5 Numerical Examples

To check the performance of the monotonicity approach some illustrative examples of structural mechanical systems are considered. The obtained results are compared with the results given by a method (it should be added that there are several such methods [2, 4, 12, 17], however a great majority of them yields very similar results, especially for the problem considered here) for computing outer interval solution of parametric interval linear systems.

Fig. 2.
figure 2

Example 1: 5-bay 4-floor plane truss structure

Example 1

(5-bay 4-floor plane truss structure). For the plane truss structure shown in Fig. 2 the displacements of the nodes are computed. The truss is subjected to downward forces \(P_2=P_3=P_4=20\)[kN] as depicted in the figure; Young’s modulus \(Y=2.0\times 10^{11}\)[Pa], cross-section area \(C=0.0001\)[m\(^2\)], length of horizontal bars is \(L=10\)[m], and the lenght of vertical bars is \(H=5\)[m]. The truss is fully supported at the nodes 1 and 5. This gives 72 interval parameters. Table 1 shows the relative times for various combinations of vectorisation and parallelisation. The baseline has been set to the variant of the program that used no vectorisation and no parallelisation. Tests have been run on the machine with Intel Xeon 1220v2 CPU with 4 cores and no hyper-threading ability.

Table 1. Comparison of the computation times for Example 1

The times presented in the table show the benefits that can be achieved by the vectorisation of the monotonicity algorithm, which are 10 % on average. Automatic parallelisation does not improve the processing times and in one case it consumes even more time. This is due to the fact, that compiler cannot be sure that the processing data are fully independent. When Cilk and TBB methods have been used, the improvement is significant and when combined with vectorisation they can improve the processing times up to four times.

Example 2

(Baltimore bridge built in 1870). Consider the plane truss structure shown in Fig. 3 subjected to downward forces of \(\text{ P }_1=80[kN]\) at node 11, \(\text{ P }_2=120[kN]\) at node 12 and \(\text{ P }_1\) at node 15; Young’s modulus \(\text{ Y }=2.1\times 10^{11}\ [Pa]\), cross-section area \(\text{ C }=0.004\)[m\(^2\)], and length \(L=1\)[m]. Assume that the stiffness of 23 bars is uncertain by \(\pm 5\,\%\). This gives 23 interval parameters.

Fig. 3.
figure 3

Example 2: Baltimore bridge

Table 2. Comparison of the computation times for Example 2

The comparison of the performance of different variants of code vectorisation and paralellisation is presented in Table 2. Again the tests have been run on Intel Xeon 1220v3 processor with 4 cores.

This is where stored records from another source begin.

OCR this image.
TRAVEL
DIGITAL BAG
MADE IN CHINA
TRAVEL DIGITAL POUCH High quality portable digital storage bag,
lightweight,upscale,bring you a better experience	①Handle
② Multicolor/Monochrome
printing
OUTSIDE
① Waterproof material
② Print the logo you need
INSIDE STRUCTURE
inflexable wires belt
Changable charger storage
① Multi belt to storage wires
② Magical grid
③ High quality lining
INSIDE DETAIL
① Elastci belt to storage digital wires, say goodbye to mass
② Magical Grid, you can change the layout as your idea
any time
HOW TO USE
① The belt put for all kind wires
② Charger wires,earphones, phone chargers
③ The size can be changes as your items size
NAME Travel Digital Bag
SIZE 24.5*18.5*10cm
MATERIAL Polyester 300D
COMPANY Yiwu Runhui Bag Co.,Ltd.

For the more complex problem the benefit in processing times is higher and equals up to 15 %. When we combine either Cilk or TBB parallelisation method with vectorisation the overall improvement reaches more than four times. The difference between both two fork-joint models is unconvincing, so each of them can be successfully applied. The overall computational experiments prove, that the more complex problem is the more is the benefit from using parallelisation and vectorisation.

6 Conclusions

Checking the sign of the derivatives is a clue to test the global monotonicity of the solution of parametric linear systems. The global monotonicity enables calculating the interval hull solution easily by solving at most 2n real systems. The main deficiency of the monotonicity approach is its poor performance. As shown by the performed experiments, the performance of the monotonicity approach can be improved by using techniques such as vectorisation and parallelisation, which are available for contemporary C++ and Fortran compilers like Visual C++, Gnu cpp or Intel compiler in Parallel Studio XE.

The presented methodology can be applied to any problem which requires solving linear systems with input data dependent on uncertain parameters. The monotonicity approach is also a crucial acceleration techniques for interval global optimisation applied for the problem of solving parametric interval linear systems. The improved version of monotonicity approach can significantly decrease the computational time of the interval global optimisation.